CAPÍTULO OCHO

Sam

Hojas

Seguía siendo humano.

El día que enterré al lobo era casi primaveral, pero el siguiente volvió a ser gélido. Era un típico mes de marzo en Minnesota, en todo su inestable esplendor. Un día las temperaturas subían hasta casi los cinco grados, y al siguiente caían bajo cero. Era sorprendente ver lo cálidos que podían parecer cero grados después de dos meses helados; mi piel humana nunca había tenido que soportar tanto frío. Aquella tarde era una de las peores, y nada hacía pensar que la primavera estaba al acecho. A mi alrededor el mundo parecía haberse quedado sin colores, con la única excepción de las bayas rojas que se apelotonaban en las ramas de los acebos. De mi boca salía un chorro constante de vaho, y tenía los ojos secos por el frío. El olor del aire me recordaba vivamente a mi existencia lobuna, pero al mismo tiempo me sentía totalmente distinto; era una sensación extraña, una especie de euforia triste.

Solo había tenido dos clientes en la librería, así que me había dado tiempo de pensar en lo que haría cuando saliera del trabajo.
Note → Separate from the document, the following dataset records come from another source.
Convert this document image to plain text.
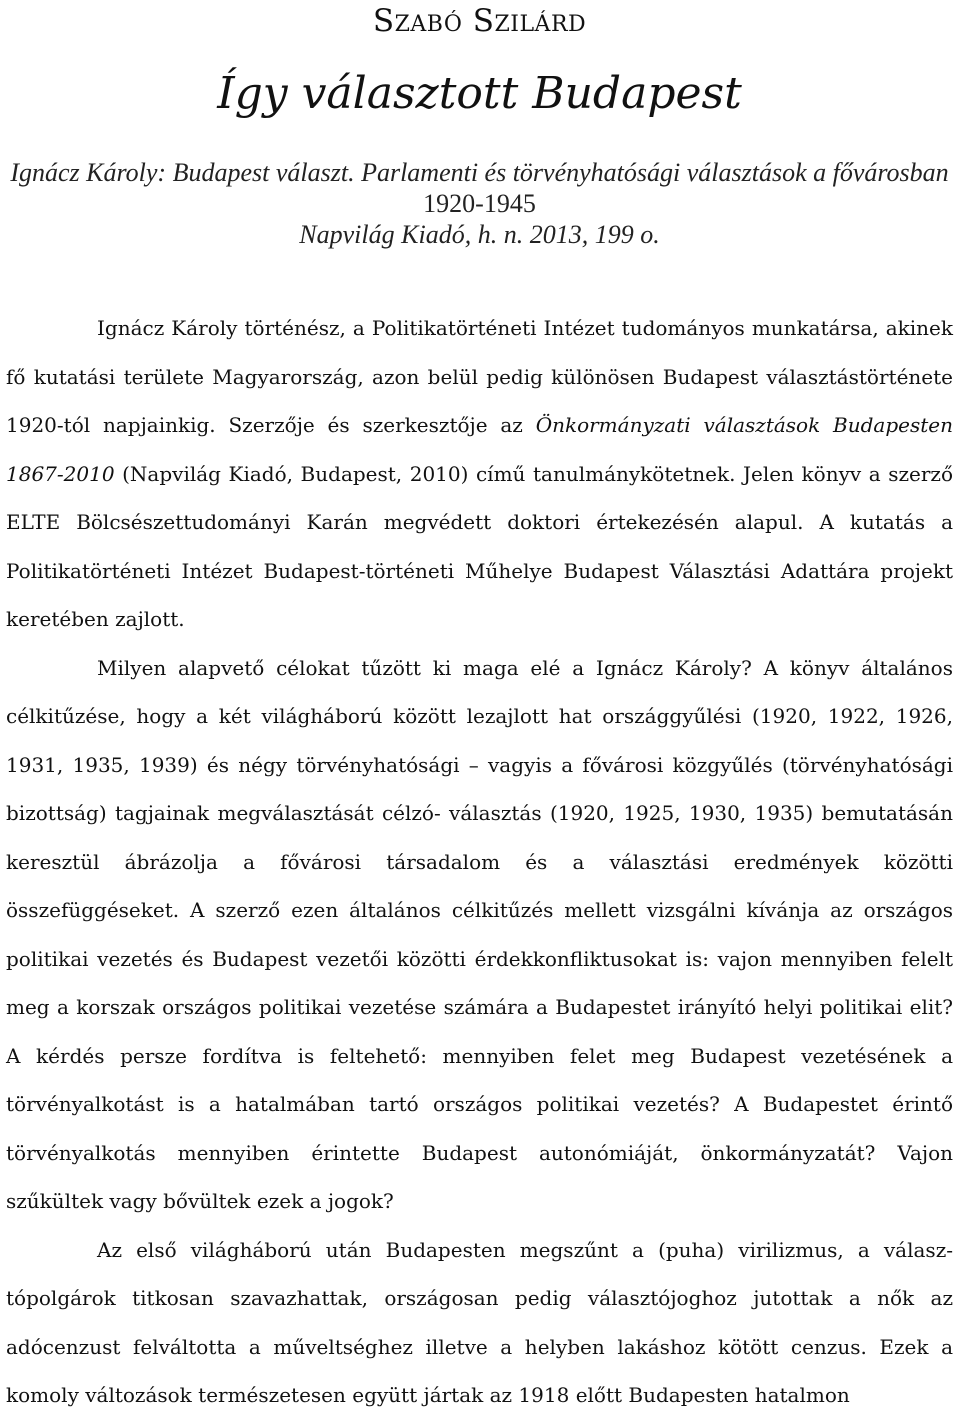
Szabó Szilárd
Így választott Budapest
Ignácz Károly: Budapest választ. Parlamenti és törvényhatósági választások a fővárosban
1920-1945
Napvilág Kiadó, h. n. 2013, 199 o.

Ignácz Károly történész, a Politikatörténeti Intézet tudományos munkatársa, akinek fő kutatási területe Magyarország, azon belül pedig különösen Budapest választástörténete 1920-tól napjainkig. Szerzője és szerkesztője az Önkormányzati választások Budapesten 1867-2010 (Napvilág Kiadó, Budapest, 2010) című tanulmánykötetnek. Jelen könyv a szerző ELTE Bölcsészettudományi Karán megvédett doktori értekezésén alapul. A kutatás a Politikatörténeti Intézet Budapest-történeti Műhelye Budapest Választási Adattára projekt keretében zajlott.

Milyen alapvető célokat tűzött ki maga elé a Ignácz Károly? A könyv általános célkitűzése, hogy a két világháború között lezajlott hat országgyűlési (1920, 1922, 1926, 1931, 1935, 1939) és négy törvényhatósági – vagyis a fővárosi közgyűlés (törvényhatósági bizottság) tagjainak megválasztását célzó- választás (1920, 1925, 1930, 1935) bemutatásán keresztül ábrázolja a fővárosi társadalom és a választási eredmények közötti összefüggéseket. A szerző ezen általános célkitűzés mellett vizsgálni kívánja az országos politikai vezetés és Budapest vezetői közötti érdekkonfliktusokat is: vajon mennyiben felelt meg a korszak országos politikai vezetése számára a Budapestet irányító helyi politikai elit? A kérdés persze fordítva is feltehető: mennyiben felet meg Budapest vezetésének a törvényalkotást is a hatalmában tartó országos politikai vezetés? A Budapestet érintő törvényalkotás mennyiben érintette Budapest autonómiáját, önkormányzatát? Vajon szűkültek vagy bővültek ezek a jogok?

Az első világháború után Budapesten megszűnt a (puha) virilizmus, a választópolgárok titkosan szavazhattak, országosan pedig választójoghoz jutottak a nők az adócenzust felváltotta a műveltséghez illetve a helyben lakáshoz kötött cenzus. Ezek a komoly változások természetesen együtt jártak az 1918 előtt Budapesten hatalmon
Normalmente, si terminaba antes de que Grace saliera del instituto, me quedaba un rato leyendo en el altillo de la tienda; no me gustaba estar solo en la casa de los Brisbane. Sin Grace, solo era un lugar en el que esperarla invadido por una inquietud sorda parecida al dolor.

Aquel día, la inquietud me había seguido a la librería. Ya había escrito el esbozo de una canción:

Sigue siendo un secreto si a nadie le importa

si el hecho de saber no cambia las cosas

cómo vives, cómo sientes y cómo respiras

con todas las cosas que sabes de mí.

Era más bien la esperanza de una canción que otra cosa. Mi jornada estaba a punto de terminar, y me acomodé tras el mostrador con un libro de Roethke, pensando que Grace tenía tutoría y aún tardaría un rato en salir del instituto. Frente al escaparate caían lentamente copos de nieve diminutos, y los ojos se me iban tras ellos en vez de fijarse en las palabras de Roethke: «Oscura, oscura mi luz y más oscuro mi deseo. Mi alma, como una mosca de verano enloquecida por el calor, zumba en el alféizar. ¿Qué yo es yo?». Agaché la cabeza para contemplar mis dedos sobre las páginas del libro, aquellos dedos preciados y maravillosos, y me sentí culpable por la ansiedad sin nombre que me invadía.

El reloj marcó las cinco. Normalmente, en ese momento cerraba la puerta delantera de la librería, colocaba el cartel de CERRADO, salía por la puerta de atrás y me montaba en mi Volkswagen.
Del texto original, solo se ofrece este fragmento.